Contested cases take 6 to 12 months on average, and high-conflict cases involving custody disputes or complex property can extend 18 to 24 months. The process includes temporary orders hearings within 14 to 30 days, mandatory mediation in most counties, discovery exchanges, and either a final decree by agreement or a trial before a judge (jury trials are available for some issues under § 6.703). Counties like Harris, Dallas, Travis, and Bexar use e-filing through efile.txcourts.gov, while smaller counties may still accept paper filings. All Texas divorce decrees must be signed by a district judge and entered in the court's minutes to become effective.
Costs of Same-Sex Divorce in Texas
The total cost of a same-sex divorce in Texas ranges from $300 for a pro se uncontested filing to $30,000 or more for a contested case with custody and property disputes. Filing fees run $250 to $350 depending on county, service of process costs $75 to $150 through a constable or private process server, and mediation ranges from $300 to $800 per party. Attorney fees drive the majority of costs: Texas family law attorneys charge $250 to $500 per hour in urban markets and $150 to $300 per hour in smaller counties.
| Divorce Type | Estimated Cost Range | Typical Timeline |
|---|---|---|
| Uncontested, pro se | $300-$500 | 61-90 days |
| Uncontested with attorney | $1,500-$3,500 | 60-120 days |
| Contested, no children | $7,500-$15,000 | 6-9 months |
| Contested with custody | $15,000-$30,000 | 9-18 months |
| High-conflict with experts | $30,000-$100,000+ | 12-24 months |
Texas does not award attorney fees automatically, but courts may order one spouse to pay the other's reasonable fees under Tex. Fam. Code § 6.708 when there is a significant income disparity. Low-income filers can request a fee waiver by filing a Statement of Inability to Afford Payment of Court Costs, which must be approved by the judge.

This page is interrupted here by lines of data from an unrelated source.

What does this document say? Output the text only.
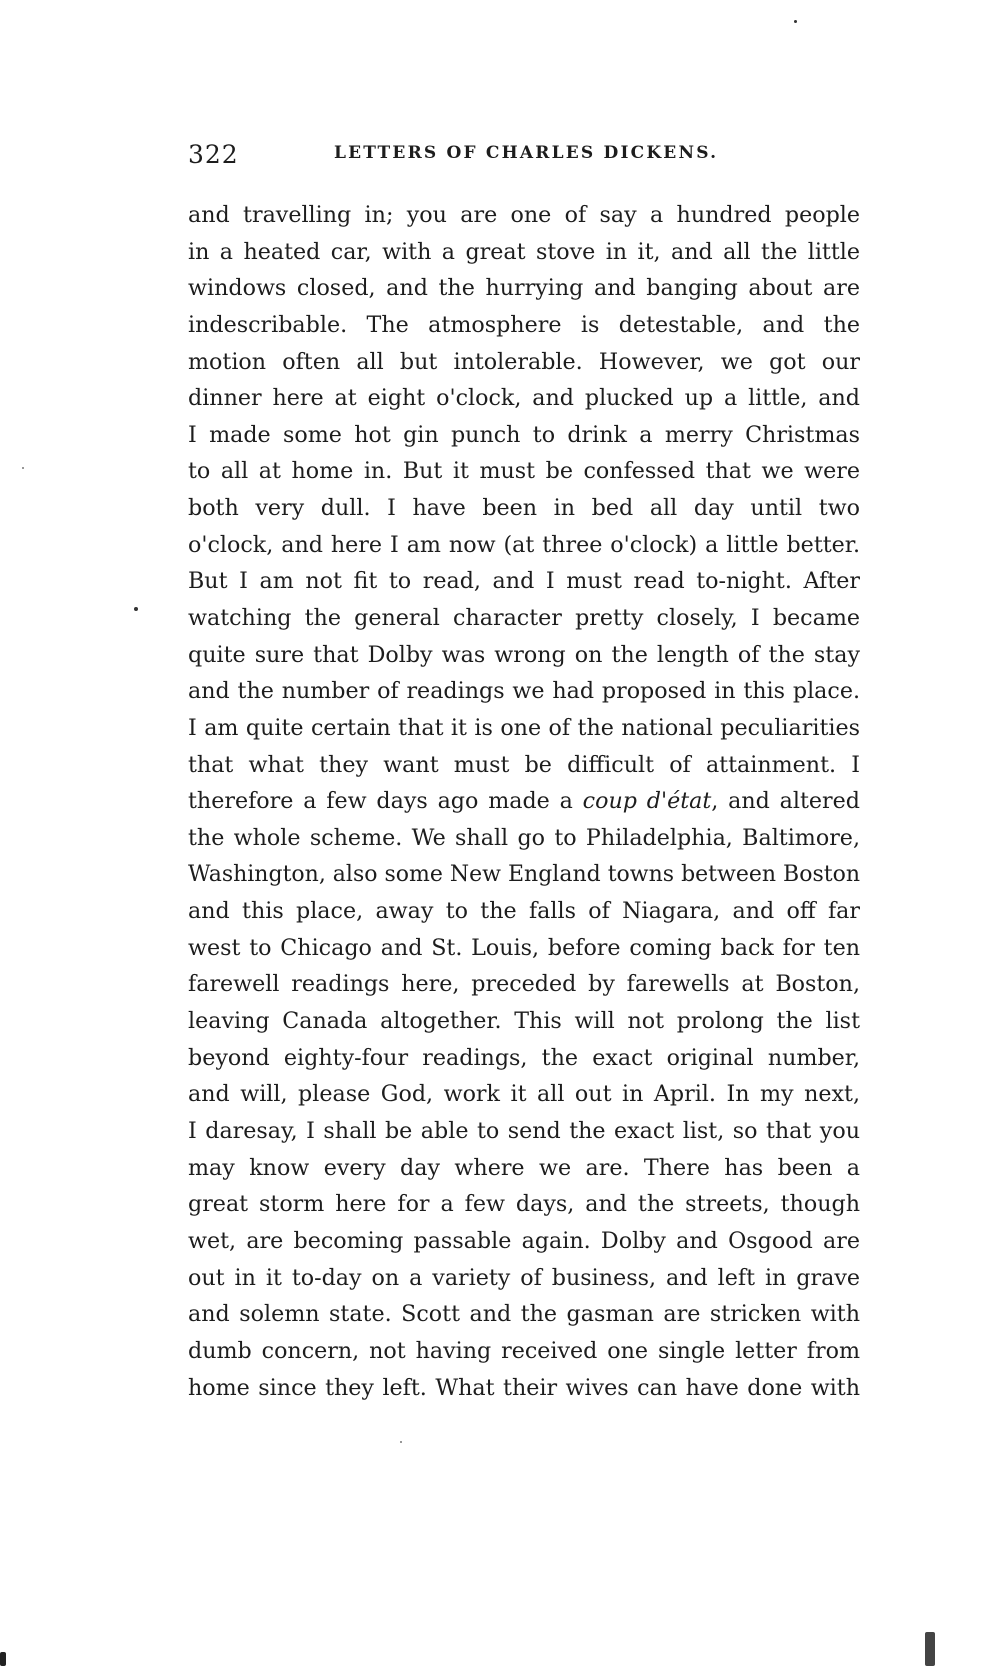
322	LETTERS OF CHARLES DICKENS.
and travelling in; you are one of say a hundred people
in a heated car, with a great stove in it, and all the little
windows closed, and the hurrying and banging about are
indescribable. The atmosphere is detestable, and the
motion often all but intolerable. However, we got our
dinner here at eight o'clock, and plucked up a little, and
I made some hot gin punch to drink a merry Christmas
to all at home in. But it must be confessed that we were
both very dull. I have been in bed all day until two
o'clock, and here I am now (at three o'clock) a little better.
But I am not fit to read, and I must read to-night. After
watching the general character pretty closely, I became
quite sure that Dolby was wrong on the length of the stay
and the number of readings we had proposed in this place.
I am quite certain that it is one of the national peculiarities
that what they want must be difficult of attainment. I
therefore a few days ago made a coup d'état, and altered
the whole scheme. We shall go to Philadelphia, Baltimore,
Washington, also some New England towns between Boston
and this place, away to the falls of Niagara, and off far
west to Chicago and St. Louis, before coming back for ten
farewell readings here, preceded by farewells at Boston,
leaving Canada altogether. This will not prolong the list
beyond eighty-four readings, the exact original number,
and will, please God, work it all out in April. In my next,
I daresay, I shall be able to send the exact list, so that you
may know every day where we are. There has been a
great storm here for a few days, and the streets, though
wet, are becoming passable again. Dolby and Osgood are
out in it to-day on a variety of business, and left in grave
and solemn state. Scott and the gasman are stricken with
dumb concern, not having received one single letter from
home since they left. What their wives can have done with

Spousal Maintenance (Alimony) in Texas
Texas has the most restrictive spousal maintenance statute in the United States, codified at Tex. Fam. Code § 8.051 through § 8.055. A spouse qualifies for court-ordered maintenance only if the marriage lasted at least 10 years and the requesting spouse lacks sufficient property and cannot earn enough to provide for minimum reasonable needs, or if there was family violence within the 2 years preceding filing, or if the requesting spouse has a disability or cares for a disabled child. Maintenance caps at the lesser of $5,000 per month or 20% of the obligor's gross monthly income under § 8.055.
Duration limits under § 8.054 restrict maintenance to 5 years for marriages of 10 to 20 years, 7 years for marriages of 20 to 30 years, and 10 years for marriages of 30+ years. Same-sex couples whose legal marriage began in 2015 have not yet reached the 10-year threshold required for post-divorce maintenance based on length of marriage alone, unless they married earlier in another jurisdiction. Contractual alimony, negotiated between the parties in a settlement agreement, has no statutory cap and is enforceable as a contract, making it the more common vehicle in Texas same-sex divorces when one spouse needs ongoing support.